After being open about a year in the new mixed use town center of Camana Bay, we were able to bring organic farmer Margie Pikarsky of Homestead, Florida's Bee Heaven Farm in the Redland to Grand Cayman for a few trips. There, she met with the development to consult on a chefs garden project, and also made visits to local farms to lend her experience and help them improve their operations, including how to bring their products to farmers markets and work with restaurants. The emerging local agricultural community had grown ripe to receive her counsel, as entrepreneurs scouted new avenues to grow their businesses, and it was part of our mission to support local agriculture and promote responsible, slow food sourcing on the island.

One such outcome of these visits was a composting program with Patrick. Our restaurant buys all sorts of produce from him and then supplies him with organic material which he composts and uses to fortify his soil.
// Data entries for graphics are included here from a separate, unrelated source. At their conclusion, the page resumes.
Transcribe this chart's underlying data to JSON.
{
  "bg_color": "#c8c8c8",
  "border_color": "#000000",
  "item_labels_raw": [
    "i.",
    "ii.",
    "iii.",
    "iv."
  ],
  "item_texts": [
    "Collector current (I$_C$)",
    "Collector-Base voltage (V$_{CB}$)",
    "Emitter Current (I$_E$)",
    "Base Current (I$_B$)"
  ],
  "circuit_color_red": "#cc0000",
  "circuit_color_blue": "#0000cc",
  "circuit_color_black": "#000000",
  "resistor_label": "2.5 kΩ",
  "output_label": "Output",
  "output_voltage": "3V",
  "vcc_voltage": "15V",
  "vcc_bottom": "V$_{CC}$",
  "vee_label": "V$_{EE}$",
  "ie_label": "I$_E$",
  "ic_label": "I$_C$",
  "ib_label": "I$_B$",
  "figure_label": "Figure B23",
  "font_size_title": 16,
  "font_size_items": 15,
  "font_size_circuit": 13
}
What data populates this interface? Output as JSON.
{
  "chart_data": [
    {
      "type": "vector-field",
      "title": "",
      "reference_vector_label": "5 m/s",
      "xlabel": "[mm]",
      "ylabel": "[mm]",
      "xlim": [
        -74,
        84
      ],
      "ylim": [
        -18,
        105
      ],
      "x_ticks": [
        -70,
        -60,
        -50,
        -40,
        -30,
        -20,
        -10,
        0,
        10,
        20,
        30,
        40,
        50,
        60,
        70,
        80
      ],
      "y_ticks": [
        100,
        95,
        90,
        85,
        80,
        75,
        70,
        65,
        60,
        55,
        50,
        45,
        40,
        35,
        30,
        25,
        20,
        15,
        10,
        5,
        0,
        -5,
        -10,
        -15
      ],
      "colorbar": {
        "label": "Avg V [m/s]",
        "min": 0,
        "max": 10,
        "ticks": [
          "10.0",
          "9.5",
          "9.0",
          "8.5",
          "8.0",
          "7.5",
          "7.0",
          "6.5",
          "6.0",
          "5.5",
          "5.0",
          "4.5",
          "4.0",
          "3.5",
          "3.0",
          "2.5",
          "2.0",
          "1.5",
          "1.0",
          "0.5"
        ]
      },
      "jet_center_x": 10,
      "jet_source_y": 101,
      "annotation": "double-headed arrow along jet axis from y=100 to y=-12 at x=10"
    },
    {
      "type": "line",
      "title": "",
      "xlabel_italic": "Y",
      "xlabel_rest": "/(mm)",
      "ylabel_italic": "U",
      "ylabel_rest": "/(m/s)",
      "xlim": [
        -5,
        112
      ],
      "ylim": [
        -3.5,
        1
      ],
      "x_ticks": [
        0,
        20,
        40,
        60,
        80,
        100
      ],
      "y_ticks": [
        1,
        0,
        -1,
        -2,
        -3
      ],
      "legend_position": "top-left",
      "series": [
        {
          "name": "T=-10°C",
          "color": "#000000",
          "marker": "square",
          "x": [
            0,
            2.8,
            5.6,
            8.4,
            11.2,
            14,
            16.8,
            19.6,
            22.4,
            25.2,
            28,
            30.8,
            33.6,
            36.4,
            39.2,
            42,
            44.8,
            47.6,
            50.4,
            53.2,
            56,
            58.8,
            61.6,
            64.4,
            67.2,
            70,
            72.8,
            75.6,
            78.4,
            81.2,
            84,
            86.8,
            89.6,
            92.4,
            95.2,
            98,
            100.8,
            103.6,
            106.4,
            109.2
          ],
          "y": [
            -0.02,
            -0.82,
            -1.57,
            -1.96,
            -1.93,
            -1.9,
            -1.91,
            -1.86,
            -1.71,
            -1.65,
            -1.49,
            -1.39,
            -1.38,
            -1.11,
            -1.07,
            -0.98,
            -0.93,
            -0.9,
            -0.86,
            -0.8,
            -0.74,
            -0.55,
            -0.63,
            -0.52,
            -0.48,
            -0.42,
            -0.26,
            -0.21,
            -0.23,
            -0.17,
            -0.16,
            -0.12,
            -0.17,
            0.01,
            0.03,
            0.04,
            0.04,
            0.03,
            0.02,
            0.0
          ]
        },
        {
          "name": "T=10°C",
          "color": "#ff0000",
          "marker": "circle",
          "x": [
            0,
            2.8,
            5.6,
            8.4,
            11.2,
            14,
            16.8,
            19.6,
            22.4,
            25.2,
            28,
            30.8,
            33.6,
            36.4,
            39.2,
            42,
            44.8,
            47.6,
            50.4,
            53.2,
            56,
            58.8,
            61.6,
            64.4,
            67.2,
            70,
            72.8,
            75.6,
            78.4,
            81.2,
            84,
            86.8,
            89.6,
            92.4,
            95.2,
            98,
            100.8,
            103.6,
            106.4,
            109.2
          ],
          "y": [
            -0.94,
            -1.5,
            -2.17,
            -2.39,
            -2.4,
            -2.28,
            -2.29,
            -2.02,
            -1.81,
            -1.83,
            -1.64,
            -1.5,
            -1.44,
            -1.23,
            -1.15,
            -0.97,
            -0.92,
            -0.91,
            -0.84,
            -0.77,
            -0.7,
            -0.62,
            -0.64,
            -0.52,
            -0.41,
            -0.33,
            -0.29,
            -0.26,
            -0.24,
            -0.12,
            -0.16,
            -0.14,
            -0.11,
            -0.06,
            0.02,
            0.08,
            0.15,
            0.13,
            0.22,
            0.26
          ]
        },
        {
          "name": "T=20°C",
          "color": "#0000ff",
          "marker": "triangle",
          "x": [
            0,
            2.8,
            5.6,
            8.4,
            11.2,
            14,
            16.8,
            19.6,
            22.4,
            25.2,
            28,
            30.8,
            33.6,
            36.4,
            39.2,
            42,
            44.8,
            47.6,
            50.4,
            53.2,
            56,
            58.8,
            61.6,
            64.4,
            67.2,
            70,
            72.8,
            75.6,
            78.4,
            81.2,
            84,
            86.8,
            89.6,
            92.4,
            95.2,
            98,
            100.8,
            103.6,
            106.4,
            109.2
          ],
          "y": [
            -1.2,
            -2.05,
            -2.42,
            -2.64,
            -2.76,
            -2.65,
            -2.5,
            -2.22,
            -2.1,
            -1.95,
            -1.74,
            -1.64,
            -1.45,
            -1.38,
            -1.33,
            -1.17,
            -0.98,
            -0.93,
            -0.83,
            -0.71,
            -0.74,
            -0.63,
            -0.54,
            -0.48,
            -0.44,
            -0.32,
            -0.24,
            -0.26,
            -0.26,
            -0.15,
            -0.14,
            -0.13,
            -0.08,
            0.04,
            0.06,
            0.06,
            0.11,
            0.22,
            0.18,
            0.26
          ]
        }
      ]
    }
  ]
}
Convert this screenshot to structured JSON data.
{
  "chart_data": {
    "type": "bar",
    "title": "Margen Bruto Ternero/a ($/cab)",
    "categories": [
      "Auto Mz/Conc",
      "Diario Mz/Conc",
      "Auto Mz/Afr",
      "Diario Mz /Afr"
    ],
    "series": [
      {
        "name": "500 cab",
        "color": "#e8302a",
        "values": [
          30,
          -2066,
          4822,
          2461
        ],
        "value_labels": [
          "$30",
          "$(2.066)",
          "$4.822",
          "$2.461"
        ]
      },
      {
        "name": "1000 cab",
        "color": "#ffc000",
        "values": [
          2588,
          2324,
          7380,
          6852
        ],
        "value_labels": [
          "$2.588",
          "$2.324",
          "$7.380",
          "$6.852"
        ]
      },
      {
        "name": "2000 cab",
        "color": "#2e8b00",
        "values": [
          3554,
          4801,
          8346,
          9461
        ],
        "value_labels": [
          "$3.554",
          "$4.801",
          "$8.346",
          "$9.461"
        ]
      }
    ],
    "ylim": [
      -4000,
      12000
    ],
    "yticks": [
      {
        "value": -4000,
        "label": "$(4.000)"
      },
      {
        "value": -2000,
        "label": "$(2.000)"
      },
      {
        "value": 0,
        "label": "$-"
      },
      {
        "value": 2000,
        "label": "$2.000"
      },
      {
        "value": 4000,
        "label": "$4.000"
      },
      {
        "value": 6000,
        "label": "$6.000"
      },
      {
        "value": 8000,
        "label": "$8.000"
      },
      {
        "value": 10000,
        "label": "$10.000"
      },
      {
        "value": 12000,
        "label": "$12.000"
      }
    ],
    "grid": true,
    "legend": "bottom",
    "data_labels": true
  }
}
It's an awesome cycle, and this small-scale step initiated a bigger one: Camana Bay began a composting program, encouraging all its restaurants to participate. It's about more than just good food. It's about building communities and growing economies. And most of all education -- mostly learning from each other.

We don't approach our menu differently than Miami, so that means there will be slight differences in the dishes as our Caymanian surroundings -- culture and ingredients -- influence them. We've learned a lot about Cayman culture through its farmers market, and consequently through the farmers we've met there. There's a sense of familiarity, while at the same time a newness that's been fun for us to explore and play with on the menu. In addition to daily changes to dishes based on what's available and in season, the restaurant is a member of Cayman Sea Sense and hosts monthly farm-to-table dinners with the island's slow food convivium.

Sometimes looking outward can prove beneficial inward.

As we approached our third year of participation in Cayman Culinary Month, which kicks off January 12 with the Cayman Cookout, it became really important to use this opportunity to focus on the emerging homegrown food scene that we've been getting to know over the past couple of years.

We're really excited to be working with the local chef community and share what slow food means on the island with visiting chefs alike. To this end, we are proud to announce that Michael's Genuine Food & Drink has partnered with Slow Food South Sound and Cayman Islands Agricultural Society for the Cayman Islands' first Slow Food Day on February 4, a new Cayman Culinary Month event devoted to raising awareness of Grand Cayman's own food producers. And when I'm in town these next couple of months, I'll be shooting a new a television show with the support of Cayman Islands Department of Tourism called Genuine Cayman, all celebrating the bounty of local ingredients on-island and the people who produce them, to air on Cayman 27 in spring 2012.